Add an FAQ to a page

If you answer the same three questions in every other email, your website should be answering them for you — and the question-and-answer format happens to be exactly what Google and AI assistants love to quote. One section, two jobs done.

How it works

  1. Get your access prompt. Log in to bernard, open your site, and copy the prompt from Edit with AI (it contains a key that works for 12 hours).
  2. Paste it into your AI — ChatGPT, Claude, Gemini, whichever you already use — then ask in your own words, or use the prompt below.
  3. Approve. The AI sends back a preview link. Check every answer is accurate — these are promises to customers — press Approve, and it's live.

Give the AI your real answers rather than asking it to guess: it's under bernard's rules never to invent prices, policies or claims, so it will ask you for anything it doesn't know.

The prompt

Add an FAQ section to my [name of the page] page answering the questions people actually ask me: [list the questions, and the answers if you have them ready].

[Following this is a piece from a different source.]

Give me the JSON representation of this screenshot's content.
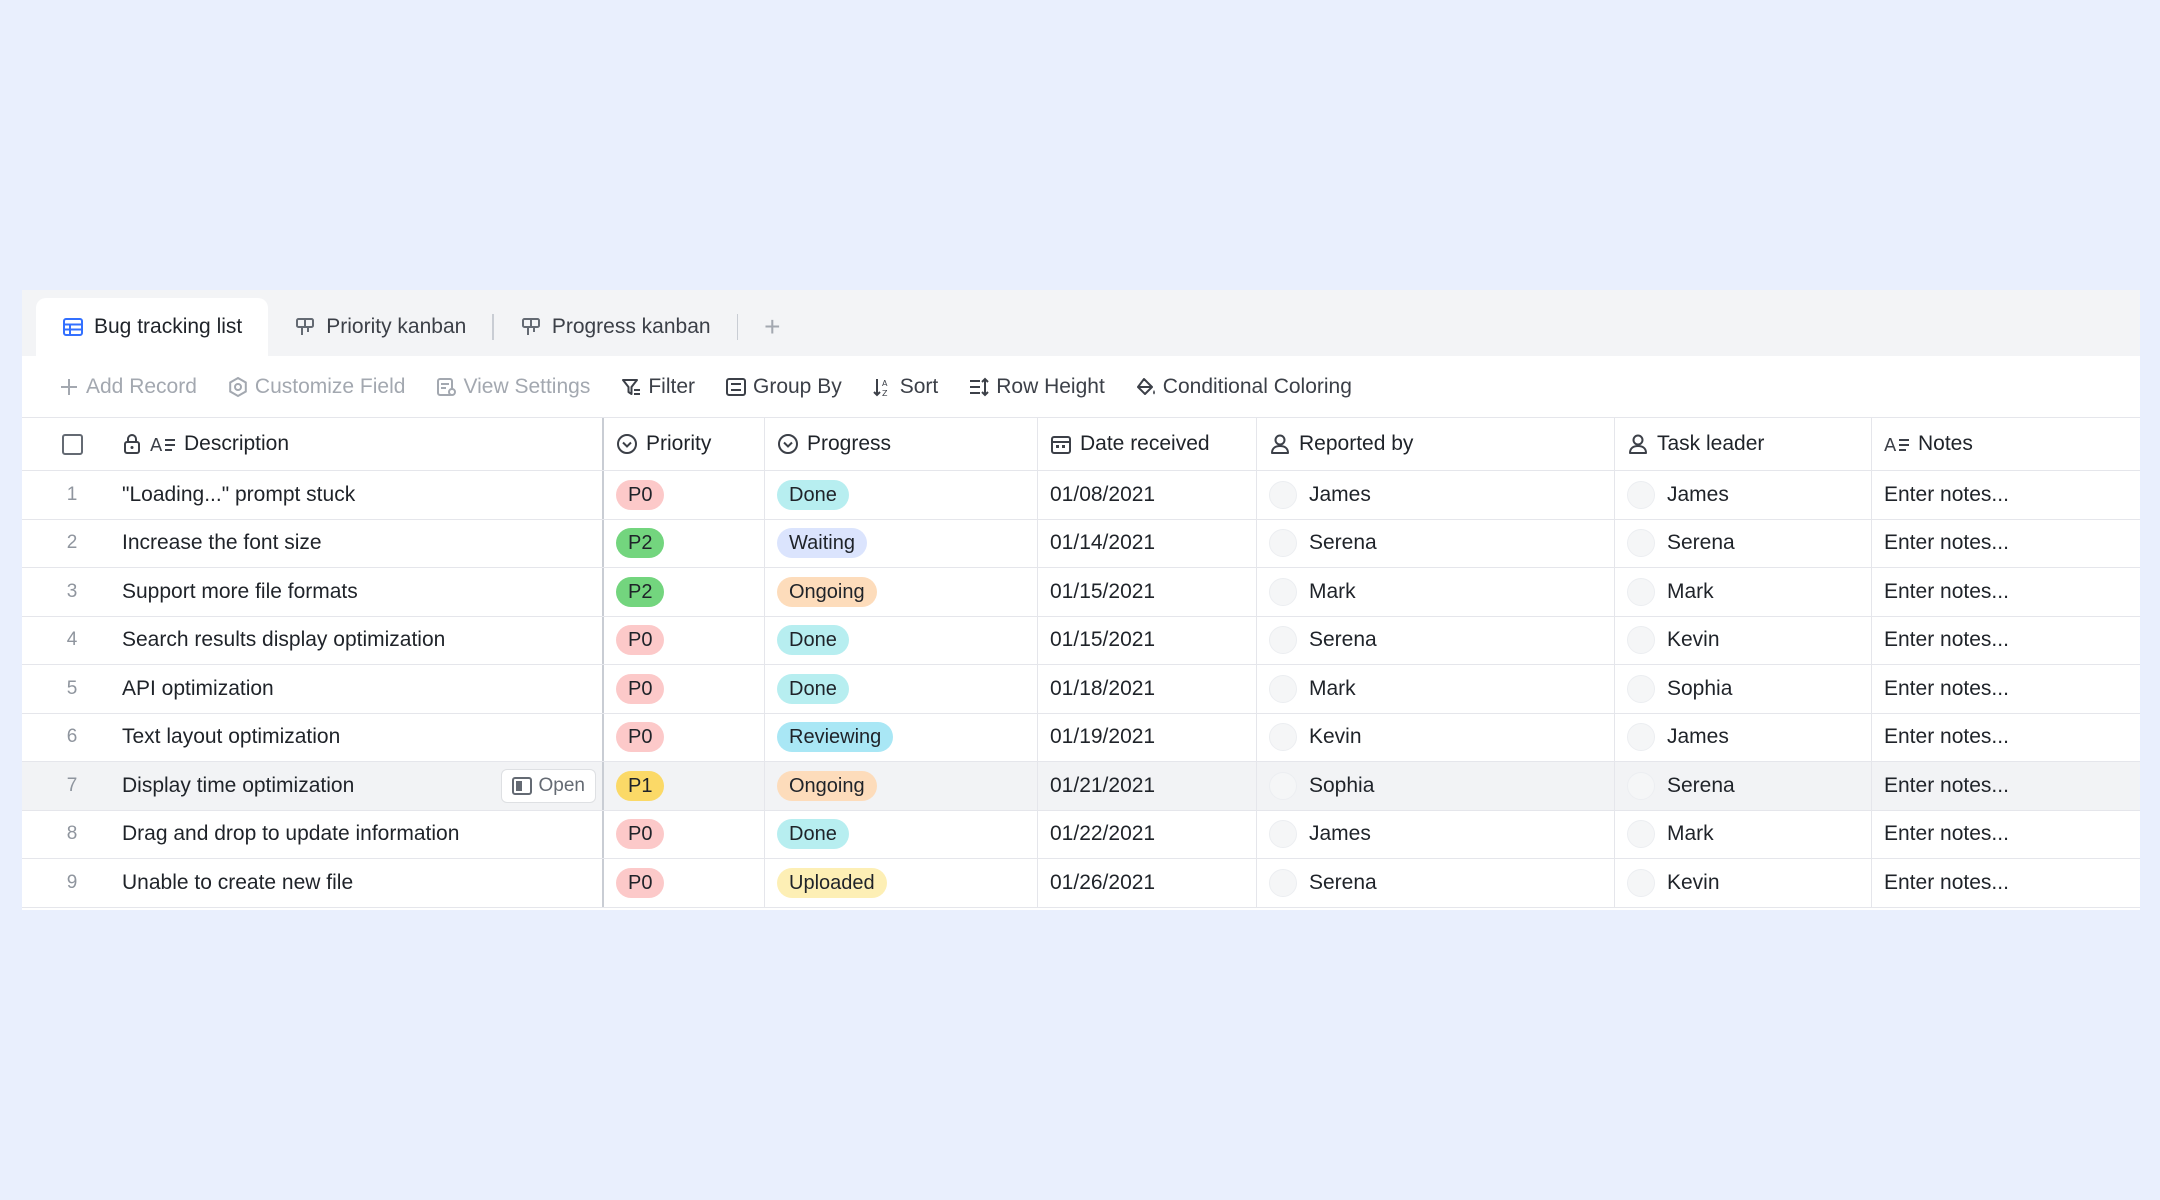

The [bracketed] parts are yours to fill in. First time? Log in to bernard → your site → Edit with AI → copy your access prompt, paste that into your AI first, then ask the above.

Questions people ask

How do I add a frequently asked questions section to my website?
If your site is hosted with bernard, tell your AI — ChatGPT, Claude or Gemini — the questions you keep getting asked, and it builds the section in your site's own style. You check it on a preview, and nothing goes live until you press Approve.
Does an FAQ help my site show up in Google and AI answers?
Yes — clearly phrased questions and short factual answers are exactly the format search engines and AI assistants lift answers from. An honest FAQ is one of the best things you can add for being found.
What questions should go in it?
The ones real people actually send you — about postage, commissions, sizes, visits, returns. Open your inbox, copy the last five questions you answered, and give those to the AI. Don't invent questions nobody asks.